Music is always selling more than music. It is selling a tribe. Whether it is Soul, Jazz, Punk, Classical, EDM, or Hip Hop, the music industry is packaging and selling membership in a tribe. The musicians might not think this way, but the record labels do. And, to be frank, you do too.
Music is packaged with dress, dance, a vocabulary, a poetry, and a set of insiders and outsiders. When Sam the Sham and the Pharaohs recorded “Wooly Bully” and put in the lines, Hatty told Matty, “Let’s don’t take no chance/ Let’s not be L7, come and learn to dance,” not everyone understood their lyrics. Most people still have no clue what Sam the Sham is even saying, let alone what it means to be L7. But that did not close the billboard charts to the garage rockers. Wooly Bully spent eighteen weeks there, more than any other song in 1965. Because everyone wanted to be on the inside of the newly minted tribe. No one knew what L7 was, but they knew that they were with Hatty and not L7.
Netflix’ new documentary Hip Hop Evolution is a history of the development and rise of Hip Hop and Rap. In one of the interviews, Ice T, a primeval purveyor of Gangster Rap, talks about his early rhymes: “I was just writing about my reality.” He was trying to capture “the laid back vibe of reality.” The people in the neighborhood listened because they recognized their life in his words. According to Ice Cube, another early Gangster Rapper, Ice T wrote rhymes that “were our version of what a day in the life of Los Angeles was like.” They were not trying to create a new genre. They wanted to fetter their daily insanity with verse.
But the record label saw opportunity. They packaged a tribe and sent invitations via every music store in the nation. They made money. And suburban kids started wearing puffy jackets and throwing gang signs over their white picket fence.
The labels understand that they are selling an in-group. They understand that they are selling connection and identity. None of this is necessarily a problem. Tribalizing, in and of itself, is not an issue that Christians need oppose. The fact that people make music, fashion, dance, and poetry that separate us into tribes is not a problem. In fact, as political and economic forces become increasingly imperialistic, as simple nationality fails to supply us with meaningful identity, this tribalization will help secure the sanity of modern man. We need to be careful that we exorcise the demons and not the defenses keeping demons at bay.

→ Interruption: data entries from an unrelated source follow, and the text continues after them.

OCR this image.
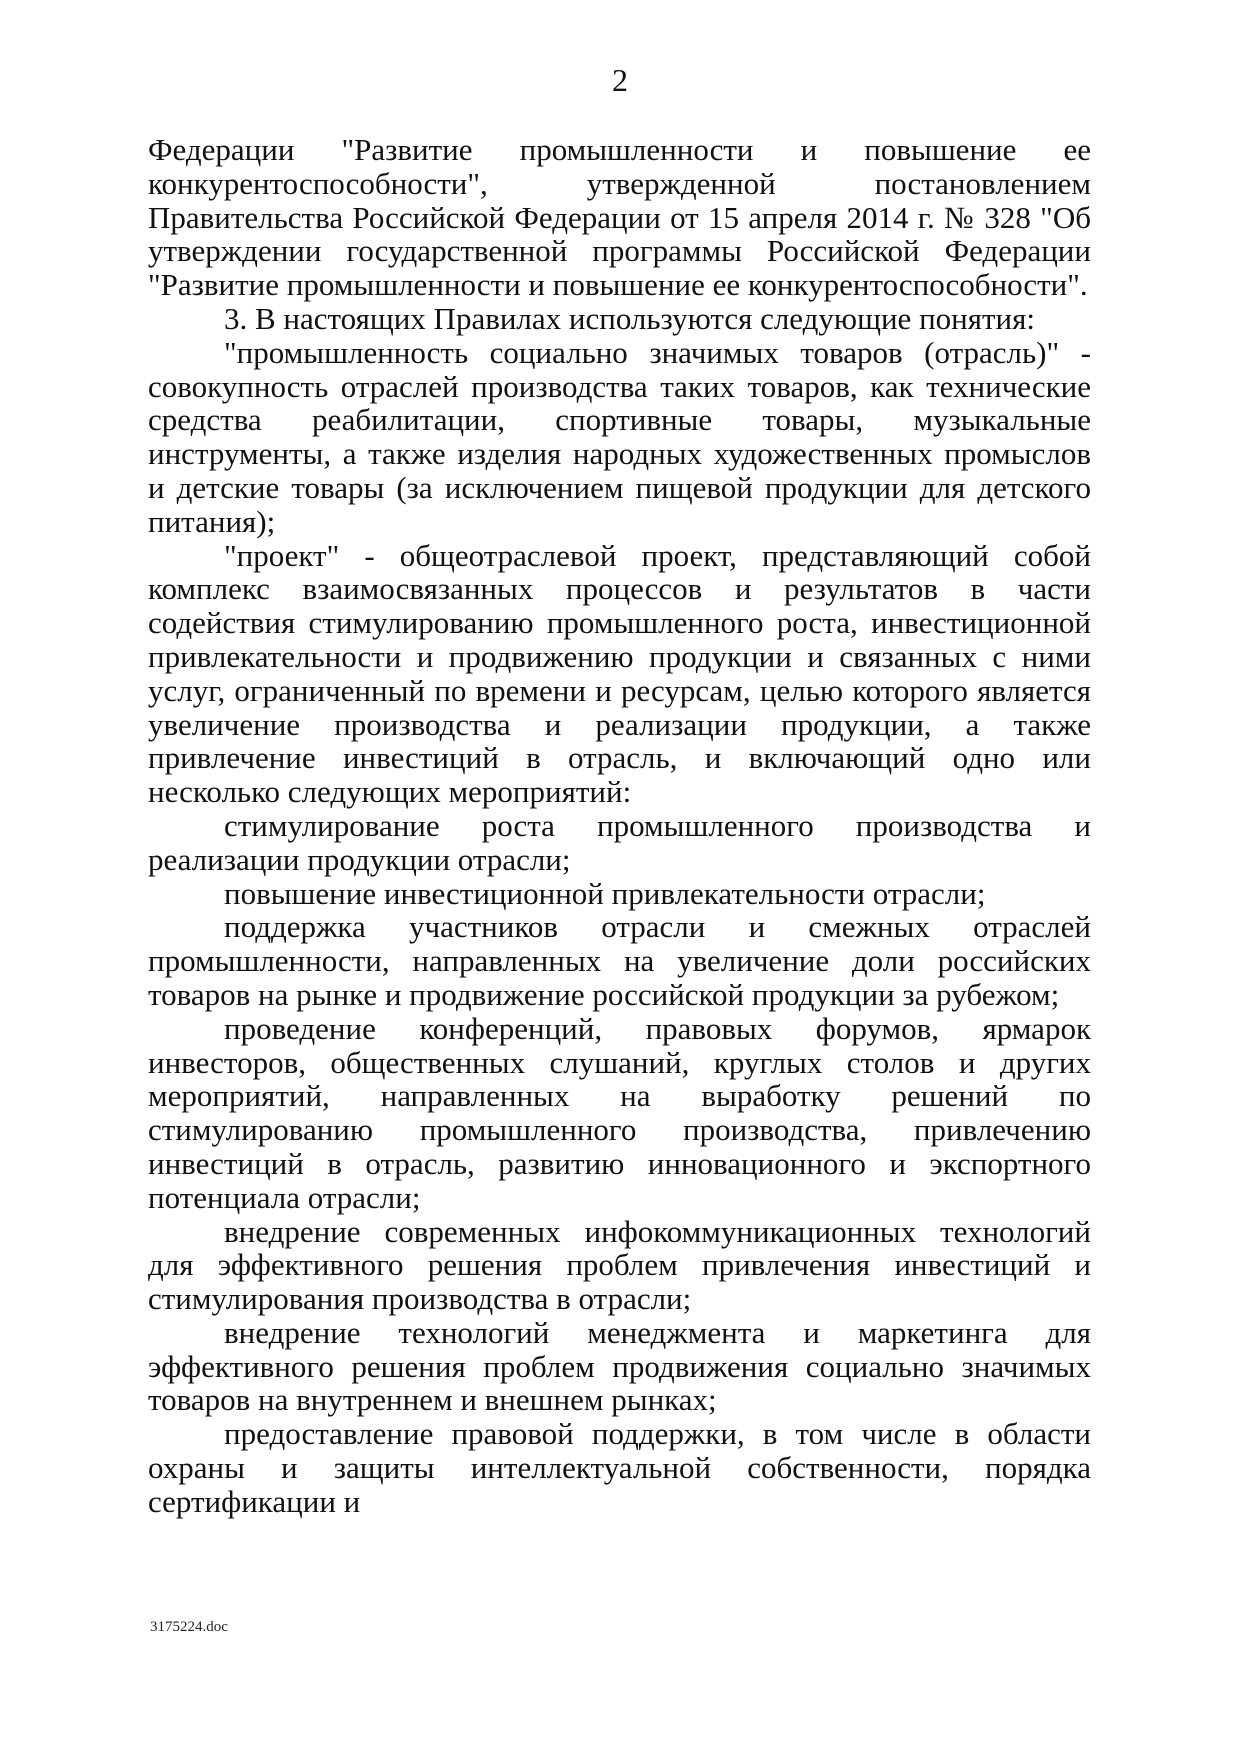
2

Федерации "Развитие промышленности и повышение ее конкурентоспособности", утвержденной постановлением Правительства Российской Федерации от 15 апреля 2014 г. № 328 "Об утверждении государственной программы Российской Федерации "Развитие промышленности и повышение ее конкурентоспособности".

3. В настоящих Правилах используются следующие понятия:

"промышленность социально значимых товаров (отрасль)" - совокупность отраслей производства таких товаров, как технические средства реабилитации, спортивные товары, музыкальные инструменты, а также изделия народных художественных промыслов и детские товары (за исключением пищевой продукции для детского питания);

"проект" - общеотраслевой проект, представляющий собой комплекс взаимосвязанных процессов и результатов в части содействия стимулированию промышленного роста, инвестиционной привлекательности и продвижению продукции и связанных с ними услуг, ограниченный по времени и ресурсам, целью которого является увеличение производства и реализации продукции, а также привлечение инвестиций в отрасль, и включающий одно или несколько следующих мероприятий:

стимулирование роста промышленного производства и реализации продукции отрасли;

повышение инвестиционной привлекательности отрасли;

поддержка участников отрасли и смежных отраслей промышленности, направленных на увеличение доли российских товаров на рынке и продвижение российской продукции за рубежом;

проведение конференций, правовых форумов, ярмарок инвесторов, общественных слушаний, круглых столов и других мероприятий, направленных на выработку решений по стимулированию промышленного производства, привлечению инвестиций в отрасль, развитию инновационного и экспортного потенциала отрасли;

внедрение современных инфокоммуникационных технологий для эффективного решения проблем привлечения инвестиций и стимулирования производства в отрасли;

внедрение технологий менеджмента и маркетинга для эффективного решения проблем продвижения социально значимых товаров на внутреннем и внешнем рынках;

предоставление правовой поддержки, в том числе в области охраны и защиты интеллектуальной собственности, порядка сертификации и

3175224.doc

Because, of course, there is room for every tribe and tongue in the church. As the four monster-angels and twenty-four new-heavenly elders sing:
“You are worthy to take the scroll,
And to open its seals;
For You were slain,
And have redeemed us to God by Your blood
Out of every tribe and tongue and people and nation,
And have made us kings and priests to our God;
And we shall reign on the earth” (Rev. 5:9b-10).
Tribal divisions of mankind are not a problem to be solved. Tribal rivalries and competing loyalties are a problem. That is what the atoning death and the church-loving Spirit will overcome. But the tribal distinctions themselves are not the actual problem.
When I first began attending church in high school, I remember sitting and talking with another high school kid from the church. I was this little fuzzyheaded punk rock kid. New to Jesus. New to church. Still weirded out by the Bible. Most of the kids at youth group listened to Dave Matthew Band and other easy-listening music. That was hard enough. But this kid said, with complete confidence and sincerity, that Garth Brooks was his favorite.
I thought, “What am I getting myself into?” All these kids were listening to Ben Harper and Brooks and Dunn and, not only were they not mocking one another, they seemed to genuinely care about one another. I had clamped my identity to my declarations that ‘Country sucks.’ But this Church was not simply a new tribe, in competition with other social tribes. It was a tribe of tribes, superseding them. They were each loyal to Jesus—and therefore to one another—before their social tribe.
Dropping tribal markers is not a requirement to come into the church. But dropping tribal rivalries is. The tribal markers need only be superseded by the greater marks of baptism, eucharist, love of the brethren, and the repudiation of idols. Jesus is King of kings, Lord of lords, and Chief of chiefs. The church is not a social tribe in competition with the other social tribes. The church is a threat to all merely human universalization attempts. Because the church undoes rivalries. The church teaches all of the tribes to sing together.
Of course, the music industry is not the only tribal identity boutique. Political parties, sports, and countless others clamor their promises to provide meaningful identity. Few Americans will be without a social tribal identity, but our tribal identities are almost always voluntary, we ought to become self-aware. If we can learn to see hook through the bait we can learn to resist the temptations and manipulations that make so many of our decisions seem unavoidable. Our loyalty to Jesus should make all of our other loves look like hate. The music that we listen to, the way that we dress, the poetry and vocabulary of our conversation—all these must be held lightly. They must be a part of the oblation of all of our life in worship. Because they do not ultimately define us. Jesus has named us and claimed us in our entirety. That is our most fundamental identity: Jesus’ people. All other loves, all other loyalties, all other identities are secondary to his cruciform love.